Après s’être opposé à l’ouverture des négociations d’adhésion avec l’Albanie et la Macédoine du Nord, avoir fustigé certaines « filières bulgares ou ukrainiennes clandestines » de migration, suscitant de vives réactions de la part de Sofia et Kiev, le Président français est à l’origine de nouvelles tensions diplomatiques, cette fois avec la Bosnie-Herzégovine (BiH), un autre pays candidat à l’adhésion européenne. Dans un long entretien accordé à The Economist (7 novembre 2019), il a comparé la Bosnie-Herzégovine, « confrontée au retour des djihadistes », à une « bombe à retardement ».
Déjà, début novembre, les ministères bulgare et ukrainien des Affaires étrangères, avaient convoqué les ambassadeurs de France à Sofia et Kiev pour s’expliquer.
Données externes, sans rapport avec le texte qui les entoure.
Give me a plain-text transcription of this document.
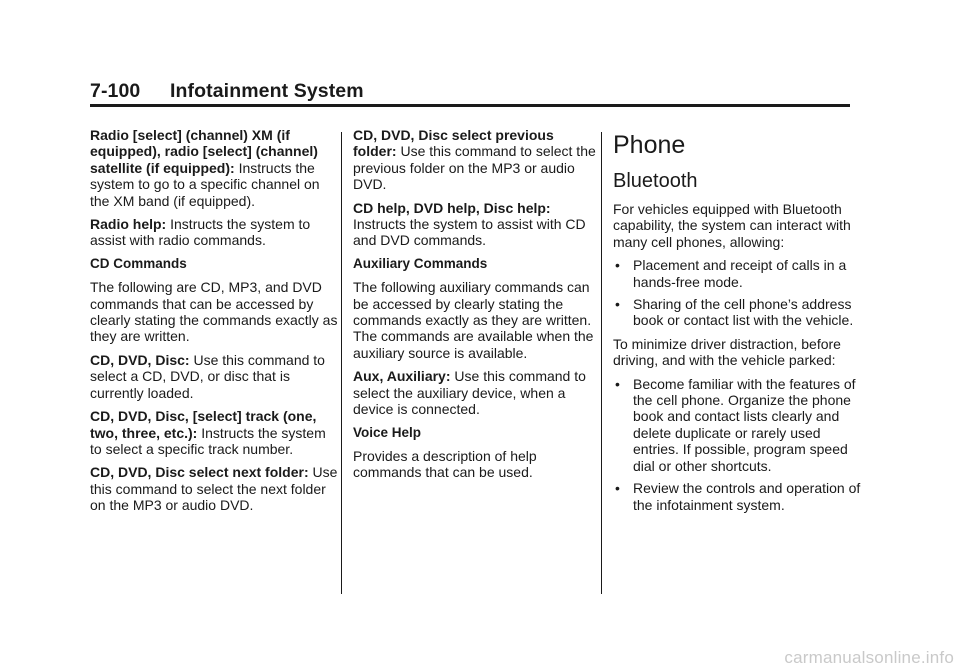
7-100 Infotainment System

Radio [select] (channel) XM (if equipped), radio [select] (channel) satellite (if equipped): Instructs the system to go to a specific channel on the XM band (if equipped).

Radio help: Instructs the system to assist with radio commands.

CD Commands

The following are CD, MP3, and DVD commands that can be accessed by clearly stating the commands exactly as they are written.

CD, DVD, Disc: Use this command to select a CD, DVD, or disc that is currently loaded.

CD, DVD, Disc, [select] track (one, two, three, etc.): Instructs the system to select a specific track number.

CD, DVD, Disc select next folder: Use this command to select the next folder on the MP3 or audio DVD.

CD, DVD, Disc select previous folder: Use this command to select the previous folder on the MP3 or audio DVD.

CD help, DVD help, Disc help: Instructs the system to assist with CD and DVD commands.

Auxiliary Commands

The following auxiliary commands can be accessed by clearly stating the commands exactly as they are written. The commands are available when the auxiliary source is available.

Aux, Auxiliary: Use this command to select the auxiliary device, when a device is connected.

Voice Help

Provides a description of help commands that can be used.

Phone
Bluetooth

For vehicles equipped with Bluetooth capability, the system can interact with many cell phones, allowing:

• Placement and receipt of calls in a hands-free mode.
• Sharing of the cell phone’s address book or contact list with the vehicle.

To minimize driver distraction, before driving, and with the vehicle parked:

• Become familiar with the features of the cell phone. Organize the phone book and contact lists clearly and delete duplicate or rarely used entries. If possible, program speed dial or other shortcuts.
• Review the controls and operation of the infotainment system.
carmanualsonline.info
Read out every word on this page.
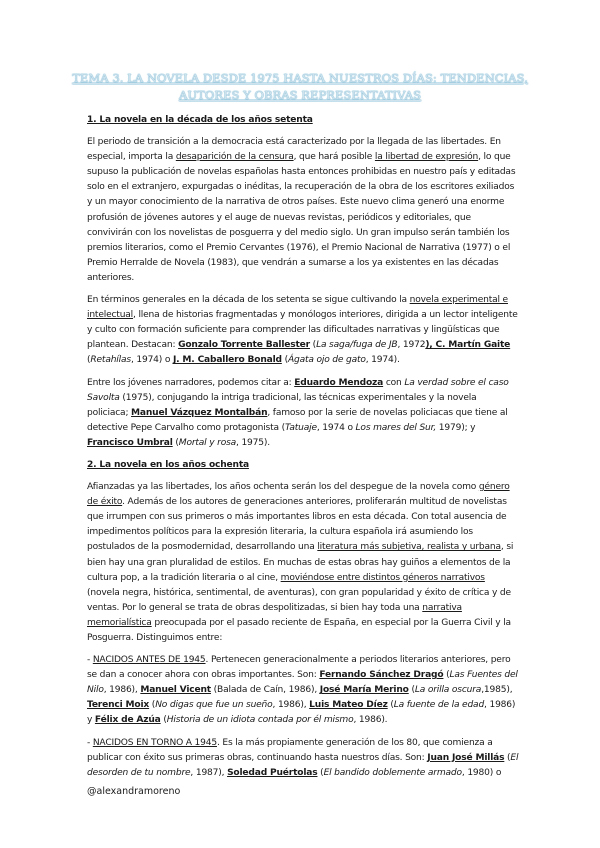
TEMA 3. LA NOVELA DESDE 1975 HASTA NUESTROS DÍAS: TENDENCIAS,
AUTORES Y OBRAS REPRESENTATIVAS
1. La novela en la década de los años setenta

El periodo de transición a la democracia está caracterizado por la llegada de las libertades. En especial, importa la desaparición de la censura, que hará posible la libertad de expresión, lo que supuso la publicación de novelas españolas hasta entonces prohibidas en nuestro país y editadas solo en el extranjero, expurgadas o inéditas, la recuperación de la obra de los escritores exiliados y un mayor conocimiento de la narrativa de otros países. Este nuevo clima generó una enorme profusión de jóvenes autores y el auge de nuevas revistas, periódicos y editoriales, que convivirán con los novelistas de posguerra y del medio siglo. Un gran impulso serán también los premios literarios, como el Premio Cervantes (1976), el Premio Nacional de Narrativa (1977) o el Premio Herralde de Novela (1983), que vendrán a sumarse a los ya existentes en las décadas anteriores.

En términos generales en la década de los setenta se sigue cultivando la novela experimental e intelectual, llena de historias fragmentadas y monólogos interiores, dirigida a un lector inteligente y culto con formación suficiente para comprender las dificultades narrativas y lingüísticas que plantean. Destacan: Gonzalo Torrente Ballester (La saga/fuga de JB, 1972), C. Martín Gaite (Retahílas, 1974) o J. M. Caballero Bonald (Ágata ojo de gato, 1974).

Entre los jóvenes narradores, podemos citar a: Eduardo Mendoza con La verdad sobre el caso Savolta (1975), conjugando la intriga tradicional, las técnicas experimentales y la novela policiaca; Manuel Vázquez Montalbán, famoso por la serie de novelas policiacas que tiene al detective Pepe Carvalho como protagonista (Tatuaje, 1974 o Los mares del Sur, 1979); y Francisco Umbral (Mortal y rosa, 1975).

2. La novela en los años ochenta

Afianzadas ya las libertades, los años ochenta serán los del despegue de la novela como género de éxito. Además de los autores de generaciones anteriores, proliferarán multitud de novelistas que irrumpen con sus primeros o más importantes libros en esta década. Con total ausencia de impedimentos políticos para la expresión literaria, la cultura española irá asumiendo los postulados de la posmodernidad, desarrollando una literatura más subjetiva, realista y urbana, si bien hay una gran pluralidad de estilos. En muchas de estas obras hay guiños a elementos de la cultura pop, a la tradición literaria o al cine, moviéndose entre distintos géneros narrativos (novela negra, histórica, sentimental, de aventuras), con gran popularidad y éxito de crítica y de ventas. Por lo general se trata de obras despolitizadas, si bien hay toda una narrativa memorialística preocupada por el pasado reciente de España, en especial por la Guerra Civil y la Posguerra. Distinguimos entre:

- NACIDOS ANTES DE 1945. Pertenecen generacionalmente a periodos literarios anteriores, pero se dan a conocer ahora con obras importantes. Son: Fernando Sánchez Dragó (Las Fuentes del Nilo, 1986), Manuel Vicent (Balada de Caín, 1986), José María Merino (La orilla oscura,1985), Terenci Moix (No digas que fue un sueño, 1986), Luis Mateo Díez (La fuente de la edad, 1986) y Félix de Azúa (Historia de un idiota contada por él mismo, 1986).

- NACIDOS EN TORNO A 1945. Es la más propiamente generación de los 80, que comienza a publicar con éxito sus primeras obras, continuando hasta nuestros días. Son: Juan José Millás (El desorden de tu nombre, 1987), Soledad Puértolas (El bandido doblemente armado, 1980) o

@alexandramoreno
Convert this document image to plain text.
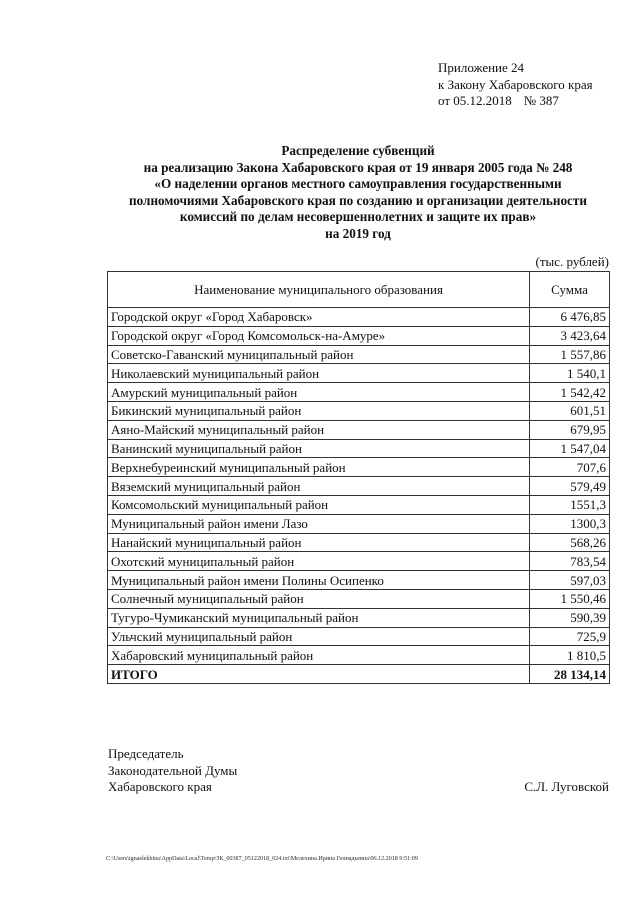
Приложение 24
к Закону Хабаровского края
от 05.12.2018 № 387
Распределение субвенций
на реализацию Закона Хабаровского края от 19 января 2005 года № 248
«О наделении органов местного самоуправления государственными
полномочиями Хабаровского края по созданию и организации деятельности
комиссий по делам несовершеннолетних и защите их прав»
на 2019 год
(тыс. рублей)
Наименование муниципального образования	Сумма
Городской округ «Город Хабаровск»	6 476,85
Городской округ «Город Комсомольск-на-Амуре»	3 423,64
Советско-Гаванский муниципальный район	1 557,86
Николаевский муниципальный район	1 540,1
Амурский муниципальный район	1 542,42
Бикинский муниципальный район	601,51
Аяно-Майский муниципальный район	679,95
Ванинский муниципальный район	1 547,04
Верхнебуреинский муниципальный район	707,6
Вяземский муниципальный район	579,49
Комсомольский муниципальный район	1551,3
Муниципальный район имени Лазо	1300,3
Нанайский муниципальный район	568,26
Охотский муниципальный район	783,54
Муниципальный район имени Полины Осипенко	597,03
Солнечный муниципальный район	1 550,46
Тугуро-Чумиканский муниципальный район	590,39
Ульчский муниципальный район	725,9
Хабаровский муниципальный район	1 810,5
ИТОГО	28 134,14
Председатель
Законодательной Думы
Хабаровского края	С.Л. Луговской
C:\Users\ignaelekhina\AppData\Local\Temp\ЗК_00387_05122018_024.txt\Мелехина Ирина Геннадьевна\06.12.2018 9:51:09
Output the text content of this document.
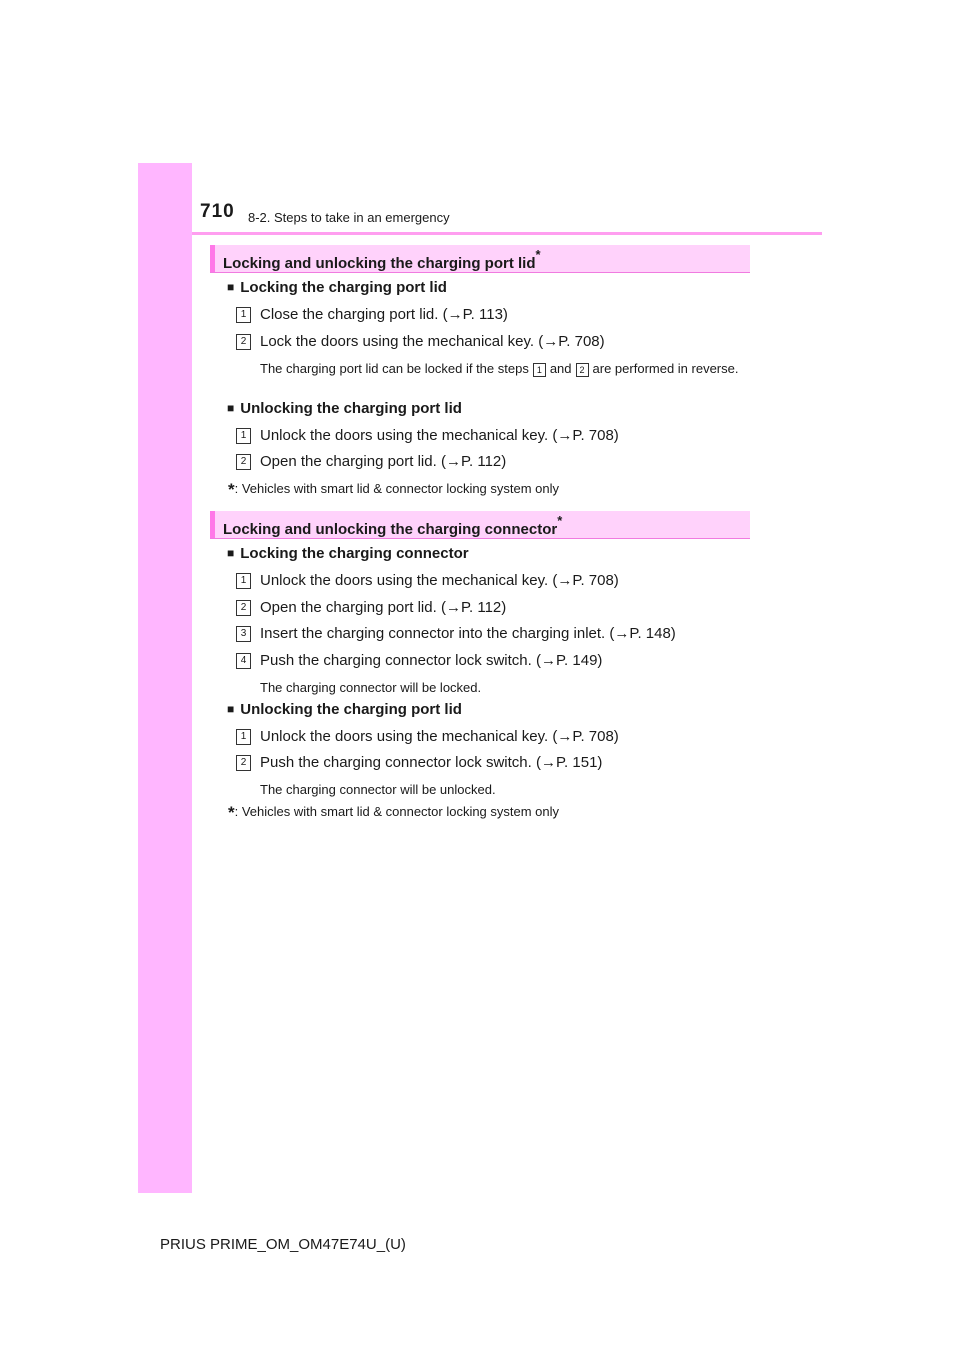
710 8-2. Steps to take in an emergency
Locking and unlocking the charging port lid*
■ Locking the charging port lid
1 Close the charging port lid. (→P. 113)
2 Lock the doors using the mechanical key. (→P. 708)
The charging port lid can be locked if the steps 1 and 2 are performed in reverse.
■ Unlocking the charging port lid
1 Unlock the doors using the mechanical key. (→P. 708)
2 Open the charging port lid. (→P. 112)
*: Vehicles with smart lid & connector locking system only
Locking and unlocking the charging connector*
■ Locking the charging connector
1 Unlock the doors using the mechanical key. (→P. 708)
2 Open the charging port lid. (→P. 112)
3 Insert the charging connector into the charging inlet. (→P. 148)
4 Push the charging connector lock switch. (→P. 149)
The charging connector will be locked.
■ Unlocking the charging port lid
1 Unlock the doors using the mechanical key. (→P. 708)
2 Push the charging connector lock switch. (→P. 151)
The charging connector will be unlocked.
*: Vehicles with smart lid & connector locking system only
PRIUS PRIME_OM_OM47E74U_(U)
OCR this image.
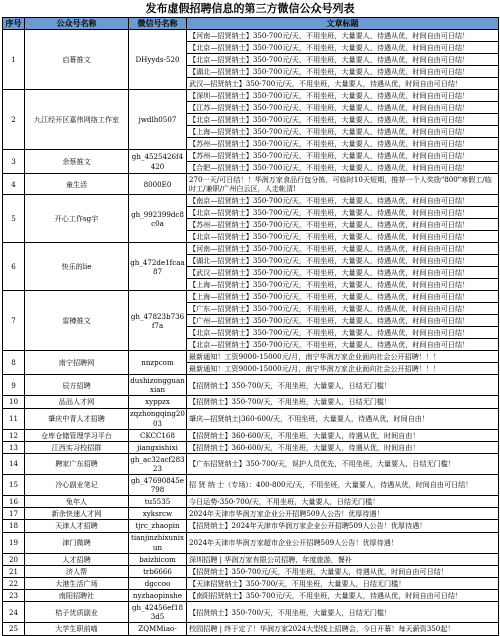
发布虚假招聘信息的第三方微信公众号列表
序号	公众号名称	微信号名称	文章标题
1	启幕推文	DHyyds-520	【河南—招贤纳士】350-700元/天，不用坐班，大量要人，待遇从优，时间自由可日结！
【北京—招贤纳士】350-700元/天，不用坐班，大量要人，待遇从优，时间自由可日结！
【北京—招贤纳士】350-700元/天，不用坐班，大量要人，待遇从优，时间自由可日结！
【湖北—招贤纳士】350-700元/天，不用坐班，大量要人，待遇从优，时间自由可日结！
武汉—招贤纳士】350-700元/天，不用坐班，大量要人，待遇从优，时间自由可日结！

2	九江经开区嘉伟网络工作室	jwdlh0507	【深圳—招贤纳士】350-700元/天，不用坐班，大量要人，待遇从优，时间自由可日结！
【江苏—招贤纳士】350-700元/天，不用坐班，大量要人，待遇从优，时间自由可日结！
【北京—招贤纳士】350-700元/天，不用坐班，大量要人，待遇从优，时间自由可日结！
【上海—招贤纳士】350-700元/天，不用坐班，大量要人，待遇从优，时间自由可日结！
【苏州—招贤纳士】350-700元/天，不用坐班，大量要人，待遇从优，时间自由可日结！

3	余蔡推文	gh_4525426f4420	【苏州—招贤纳士】350-700元/天，不用坐班，大量要人，待遇从优，时间自由可日结！
【合肥—招贤纳士】350-700元/天，不用坐班，大量要人，待遇从优，时间自由可日结！

4	童生活	8000E0	270一天/可日结！！华润万家食品行包分拣，可临时10天短期，推荐一个人奖励"800"寒假工/临时工/兼职/广州白云区，人走帐清!

5	开心工作sg宇	gh_992399dc8c0a	【南京—招贤纳士】350-700元/天，不用坐班，大量要人，待遇从优，时间自由可日结！
【北京—招贤纳士】350-700元/天，不用坐班，大量要人，待遇从优，时间自由可日结！
【苏州—招贤纳士】350-700元/天，不用坐班，大量要人，待遇从优，时间自由可日结！
【北京—招贤纳士】350-700元/天，不用坐班，大量要人，待遇从优，时间自由可日结！

6	快乐的lie	gh_472de1fcaa87	【河南—招贤纳士】350-700元/天，不用坐班，大量要人，待遇从优，时间自由可日结！
【湖北—招贤纳士】350-700元/天，不用坐班，大量要人，待遇从优，时间自由可日结！
【武汉—招贤纳士】350-700元/天，不用坐班，大量要人，待遇从优，时间自由可日结！
【上海—招贤纳士】350-700元/天，不用坐班，大量要人，待遇从优，时间自由可日结！

7	雷樽推文	gh_47823b736f7a	【上海—招贤纳士】350-700元/天，不用坐班，大量要人，待遇从优，时间自由可日结！
【广东—招贤纳士】350-700元/天，不用坐班，大量要人，待遇从优，时间自由可日结！
【广州—招贤纳士】350-700元/天，不用坐班，大量要人，待遇从优，时间自由可日结！
【北京—招贤纳士】350-700元/天，不用坐班，大量要人，待遇从优，时间自由可日结！
【北京—招贤纳士】350-700元/天，不用坐班，大量要人，待遇从优，时间自由可日结！

8	南宁招聘网	nnzpcom	最新通知！工资9000-15000元/月，南宁华润万家企业面向社会公开招聘！！！
最新通知！工资9000-15000元/月，南宁华润万家企业面向社会公开招聘！！！

9	辰方招聘	dushizongguanxian	【招贤纳士】350-700/天，不用坐班，大量要人，日结无门槛！

10	品品人才网	xyppzx	【招贤纳士】350-700/天，不用坐班，大量要人，日结无门槛！

11	肇庆中青人才招聘	zqzhongqing2003	肇庆—招贤纳士|360-600/天，不用坐班，大量要人，待遇从优，时间自由！

12	仓库仓储管理学习平台	CKCC168	【招贤纳士】360-600/天，不用坐班，大量要人，待遇从优，时间自由！

13	江西实习校招群	jiangxishixi	【招贤纳士】360-600/天，不用坐班，大量要人，待遇从优，时间自由！

14	聘家广东招聘	gh_ac32acf28323	【广东招贤纳士】350-700/天，误护人员优先，不用坐班，大量要人，日结无门槛！

15	冷心副业笔记	gh_47690845e798	招 贤 纳 士（专场）：400-800元/天，不用坐班，大量要人，待遇从优，时间自由可日结！

16	兔年人	tu5535	今日运势-350-700/天，不用坐班，大量要人，日结无门槛！

17	新余快速人才网	xyksrcw	2024年天津市华润万家企业公开招聘509人公告！优厚待遇！

18	天津人才招聘	tjrc_zhaopin	【招贤纳士】2024年天津市华润万家企业公开招聘509人公告！优厚待遇！

19	津门微聘	tianjinzhixunixun	2024年天津市华润万家超市企业公开招聘509人公告！优厚待遇！

20	人才招聘	baizhicom	深圳招聘 | 华润万家有限公司招聘，年度旅游，餐补

21	济人帮	trb6666	【招贤纳士】350-700元/天，不用坐班，大量要人，待遇从优，时间自由可日结！

22	大港生活广场	dgccoo	【天津招贤纳士】350-700/天，不用坐班，大量要人，日结无门槛！

23	南阳招聘社	nyzhaopinshe	【南阳招贤纳士】350-700元/天，不用坐班，大量要人，待遇从优，时间自由可日结！

24	桔子优质副业	gh_42456ef183d5	【招贤纳士】350-700/天，不用坐班，大量要人，日结无门槛！

25	大学生职前喵	ZQMMiao-	校园招聘 | 终于定了！华润万家2024大型线上招聘会，今日开幕！每天薪资350起！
La ministre bulgare des Affaires étrangères Ekaterina Zaharieva avait qualifié les propos du Président français d’« insultants pour la communauté bulgare » résidant en France et le vice-Premier ministre Krasimir Karakachanov y avait vu une manifestation d’« arrogance politique ». En Ukraine, l’ambassadeur de France avait dû justifier les propos d’E. Macron concernant la migration et l’emploi légal en précisant qu’ils avaient été sortis de leur contexte.
Quelques jours plus tard, l’ambassadeur de France à Sarajevo a dû, lui aussi, venir s’expliquer auprès des autorités locales. La présidence du SDA (Parti de l’Action démocratique) réunie pour évoquer la situation politique en BiH, a inclus à ses conclusions générale un paragraphe pointant « les messages décevants » du Président français sur l’OTAN qui « nuisent à la stabilité et à la perspective européenne des Balkans occidentaux » et favorisent un « blocus de l’intégration européenne des Balkans occidentaux ».
Le SDA a estimé que, si E. Macron souhaitait se concentrer sur les difficultés politiques auxquelles la BiH est réellement confrontée, il apporterait un « soutien constructif, utile à la fois à la Bosnie-Herzégovine et à l’Union européenne », à l’instar de ces prédécesseurs, qualifiés de « France amie » Cette position a été immédiatement soutenue par Bakir Izetbegović, membre de la présidence collégiale fédérale.
Le Président en exercice, Željko Komšić, a précisé que les déclarations du chef de l’État français étaient de nature à fournir des arguments aux eurosceptiques et aux opposants à l’intégration de la BiH à l’OTAN.
Largement relayés par les médias bosniens, macédoniens, albanais et bulgares, les propos tenus au cours de ces dernières semaines ont contribué à la dégradation de l’image d’E. Macron dans la région. Certains craignent qu’ils puissant favoriser le renforcement de l’influence de pays concurrents de l’UE dans la péninsule, tels que la Russie, les États-Unis, la Turquie, l’Arabie Saoudite ou l’Iran.
L’Allemagne, elle, conserve son influence : Ursula Von der Leyen, sur la même ligne officielle que la chancelière allemande Angela Merkel, a déclaré à Berlin le 7 novembre que l’UE avait beaucoup demandé à la Macédoine du Nord ainsi qu’à l’Albanie et que ces États avaient « satisfait aux exigences européennes » ; la promesse faite devait donc être tenue et les négociations d’adhésion entamées.
Sources : Slobodna Bosna, Oslobojdenie, The Bosnia Times, Reuters, The Economist, The Financial Times, Svobodna Evropa, FrogNews, Nova TV, Kanal 5.